By the third or fourth week you want to start weaning them of off the supplemental heat during the day (unless you have them outside in winter). Start out with only an hour and slowly increase it as they get used to it. Just don’t let them get chilled. By the fourth and fifth week, you want to increase the time the lamp is off to include portions of the time after sunset. By the sixth week, you want them to be outside without supplemental heat. Some breeds are fully feathered by week 4, so you may need to change the timeframes some.
Week 6-18 & 18-20
This is a quiet time for you. Keep the water clean and plentiful and food available. Otherwise just sit back and enjoy the comedic antics as they discover new yummies.
Hens usually begin to lay sometime between weeks 20 and 22. Chickens don’t like change, in anything! So in order to change them over from chick-starter to layer-feed, you need to start early. Begin in week 18 by adding enough layer pellets to their chick starter to a concentration of 15-20%. Increase the layer feed every 2-4 days by 15-20% until you are only feeding them layer food. Also add supplemental calcium (in the form of crushed egg or oyster shells) on a free-feed basis. Table scraps are an inexpensive alternative to commercial feed.
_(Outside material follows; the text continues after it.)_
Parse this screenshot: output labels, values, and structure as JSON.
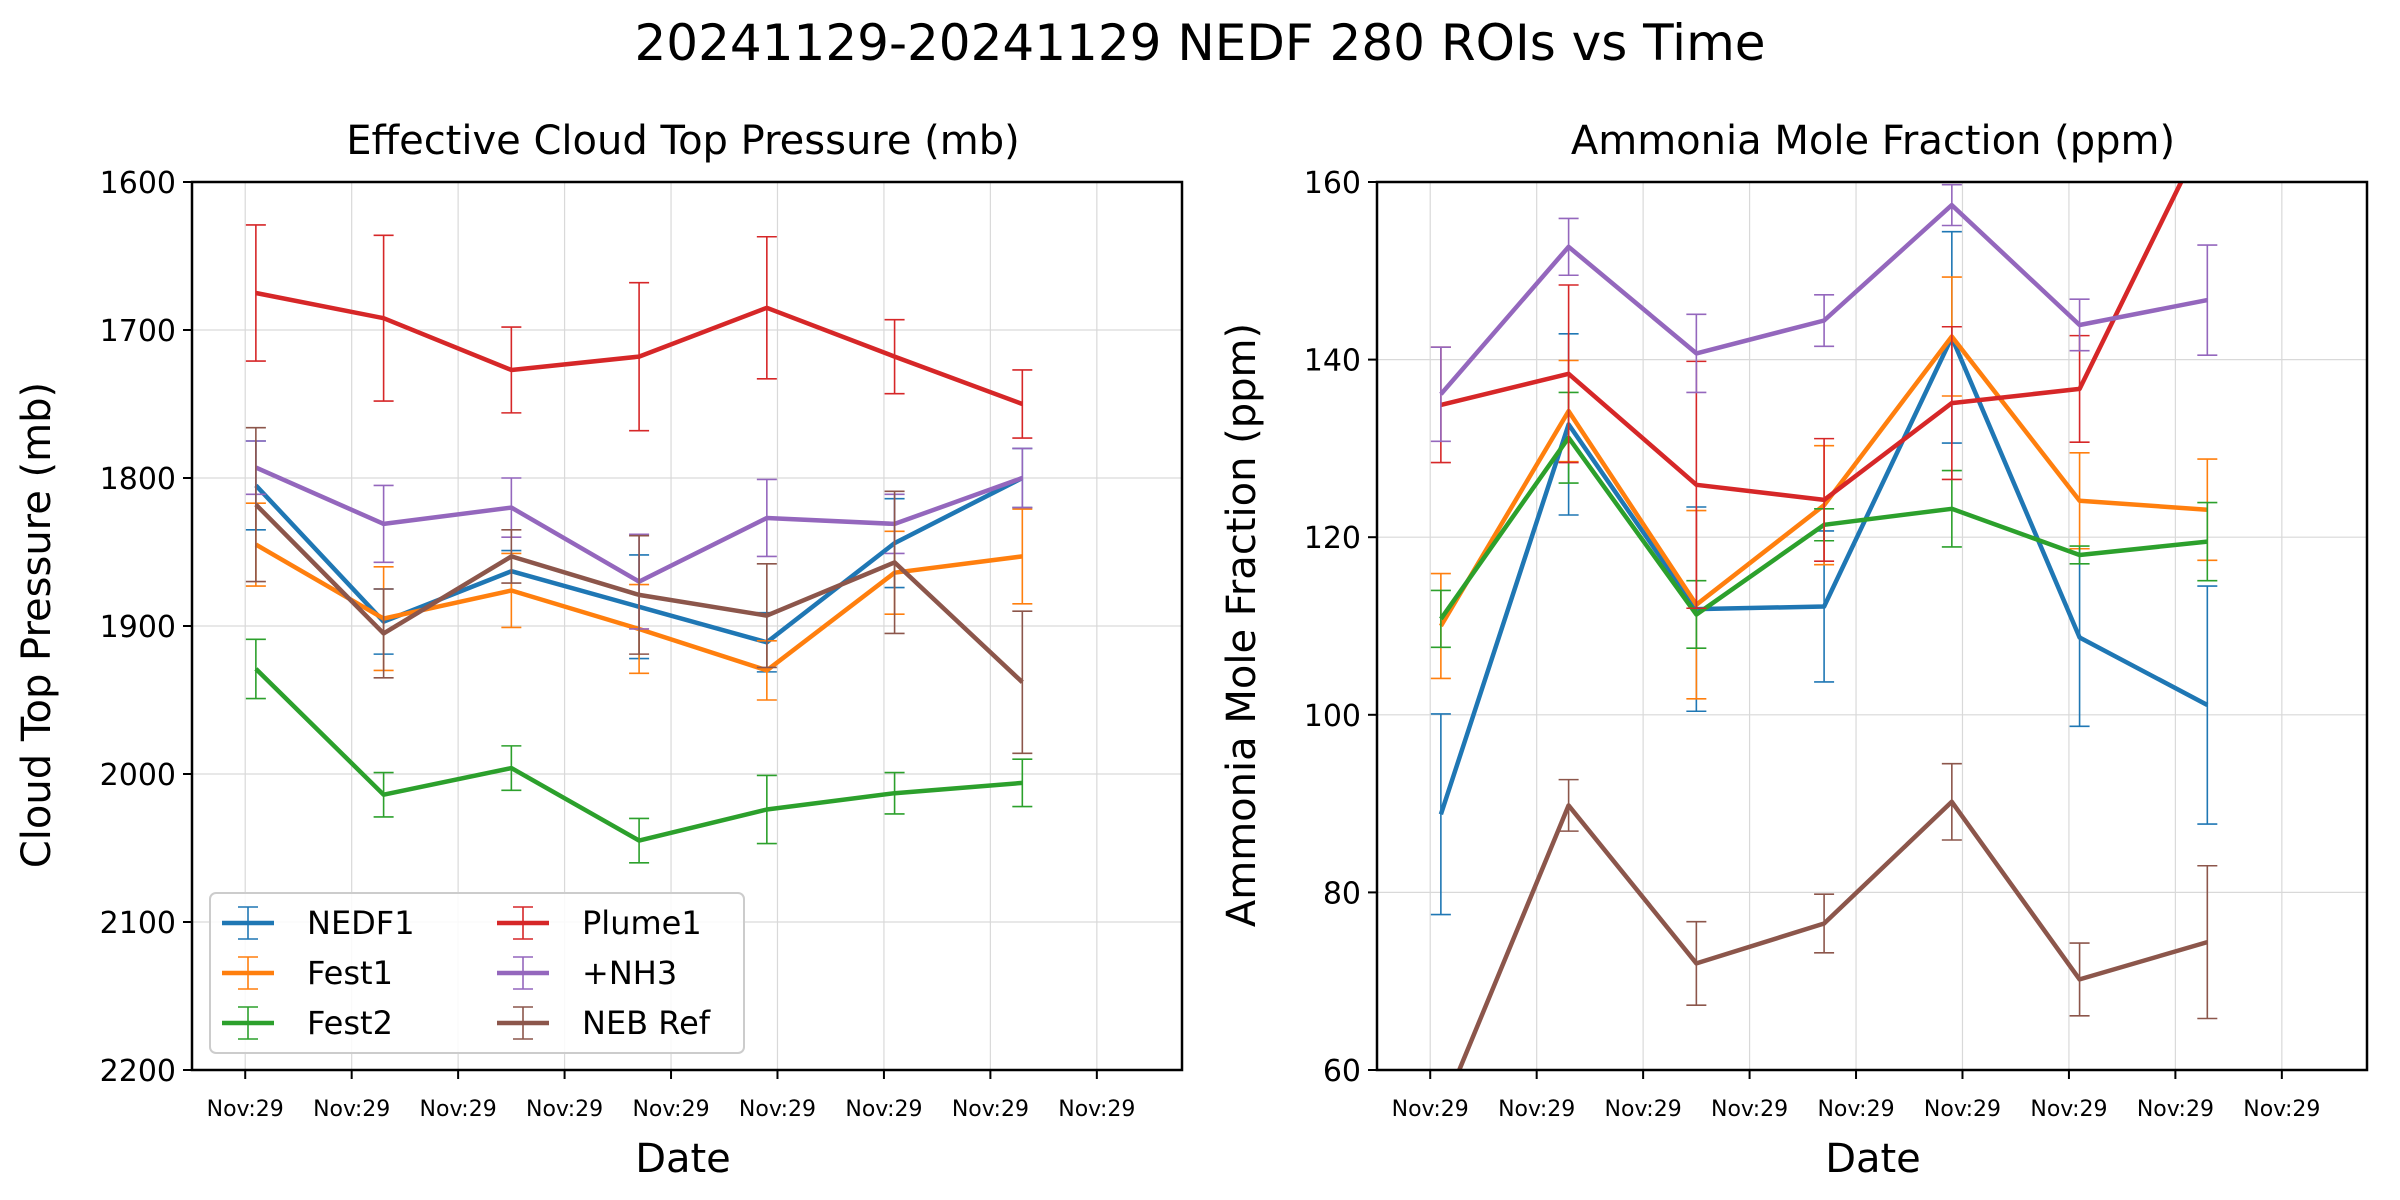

Once you’ve switched to layer feed, you don’t have much to do other than the regular care of your birds. Make sure to give them a once-over every day or two to make sure none of them are ailing and collect your eggs at least once a day.
Whatever you feed your hens, remember that they don’t have teeth so they must have access to small stones to periodically add to their gizzards to enable them to grind their food up. Commercial feed generally has this included in it.
Chickens are omnivores! They will benefit greatly from the protein in meat sources. Whether that comes from bugs, worms, or table scraps is up to you. However, if you truly must have your chickens be vegans, that can work as well. Just please make sure that they are getting all the nutrients they require to live healthy lives.
Three things to avoid feeding your birds (so I’ve heard):
- Raw potatoes (potatoes are part of the Nightshade family)
- Cooked chicken bones (could perforate their insides)
- Refined sugars (whether cane, corn, or soybean, this isn’t really something they should have in any type or quantity); however, the natural sugars in fruit are fine in reasonable quantities.
Sometimes a home doesn’t produce enough food scraps to feed all its birds. Commercial feeds are available at Bourn Feed and Supply. Bourn Feed is a locally-owned feed store that offers conventional and organic chicken feed. They are located on the I-70 Outer Road, east of Patricia’s Grocery.